Abwechslung bietet das Album auch mit einigen kürzeren, so gut wie nur aus mehrstimmigem Gesang bestehenden Songs („Words Can Save Us“, „El Fusilado“, „Sing About Love“ oder „Rip RP“), wobei sich gerade „El Fusilado“ schwungvoll in den Gehörgängen festsetzt. Eher unspektakulär sind in meinen Augen die Songs, in denen weiblicher Gesang im Vordergrund steht („Unpindownable“ oder „Refugee“). Ich weiß nicht genau warum, aber ich persönlich favorisiere die Band klar dann, wenn die weiblichen Stimmen eher begleitend eingesetzt werden. Zudem können das recht nervige „(Words Flew) Right Around The World“ oder das langatmige „Compliments Of Your Waitress“ mich nicht überzeugen.

Ebenfalls nicht ganz verstehen kann ich die Tatsache, dass die Band dermaßen viele „Kurzsongs“ auf diesem Album platziert hat. Klar, einige davon sind nett anzuhören (wie bereits vorher zu lesen war), doch wirkt das Album dadurch leider recht unstrukturiert und in seiner Gesamtheit etwas zerrissen, was den Zugang zu diesem Album unnötig erschwert und diesem dadurch ein wenig Hörfreude entzieht. In diesem Fall wäre eine kürzere Trackliste vielleicht wirklich sinnvoller gewesen.

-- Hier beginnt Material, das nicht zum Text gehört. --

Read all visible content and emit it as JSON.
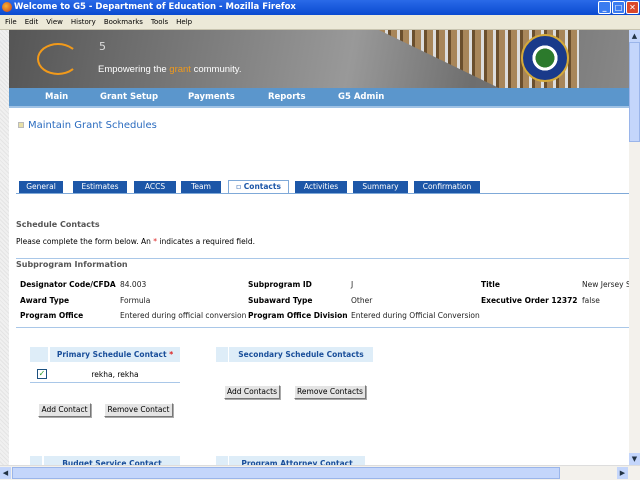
{
  "window": {
    "title": "Welcome to G5 - Department of Education - Mozilla Firefox"
  },
  "menu": [
    "File",
    "Edit",
    "View",
    "History",
    "Bookmarks",
    "Tools",
    "Help"
  ],
  "banner": {
    "logo_text": "G5",
    "tagline_pre": "Empowering the ",
    "tagline_accent": "grant",
    "tagline_post": " community",
    "accent_color": "#f29a1a"
  },
  "nav": [
    "Main",
    "Grant Setup",
    "Payments",
    "Reports",
    "G5 Admin"
  ],
  "page_title": "Maintain Grant Schedules",
  "tabs": [
    "General",
    "Estimates",
    "ACCS",
    "Team",
    "Contacts",
    "Activities",
    "Summary",
    "Confirmation"
  ],
  "active_tab": "Contacts",
  "schedule": {
    "heading": "Schedule Contacts",
    "instr_pre": "Please complete the form below. An ",
    "required_mark": "*",
    "instr_post": " indicates a required field."
  },
  "subprogram": {
    "heading": "Subprogram Information",
    "fields": [
      {
        "label": "Designator Code/CFDA",
        "value": "84.003"
      },
      {
        "label": "Subprogram ID",
        "value": "J"
      },
      {
        "label": "Title",
        "value": "New Jersey S"
      },
      {
        "label": "Award Type",
        "value": "Formula"
      },
      {
        "label": "Subaward Type",
        "value": "Other"
      },
      {
        "label": "Executive Order 12372",
        "value": "false"
      },
      {
        "label": "Program Office",
        "value": "Entered during official conversion"
      },
      {
        "label": "Program Office Division",
        "value": "Entered during Official Conversion"
      }
    ]
  },
  "contacts": {
    "primary": {
      "header": "Primary Schedule Contact",
      "required": "*",
      "rows": [
        {
          "checked": true,
          "name": "rekha, rekha"
        }
      ],
      "add": "Add Contact",
      "remove": "Remove Contact"
    },
    "secondary": {
      "header": "Secondary Schedule Contacts",
      "add": "Add Contacts",
      "remove": "Remove Contacts"
    },
    "budget": {
      "header": "Budget Service Contact"
    },
    "attorney": {
      "header": "Program Attorney Contact"
    }
  }
}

Fazit: „The Boy Bands Have Won“ ist eigentlich ein wirklich ordentliches Album, das allerdings auch einige Schwachstellen hat. Dennoch können Freunde von intelligentem Pop gut und gerne mal ein Ohr riskieren und sich so selbst ein Bild von der eigenwilligen, schwer zu beschreibenden Musik der Briten machen.

Übrigens wartet „The Boy Bands Have Won“ mit prominenten Gästen auf (u.a. Oysterband, Robb Johnson oder Roy Bailey).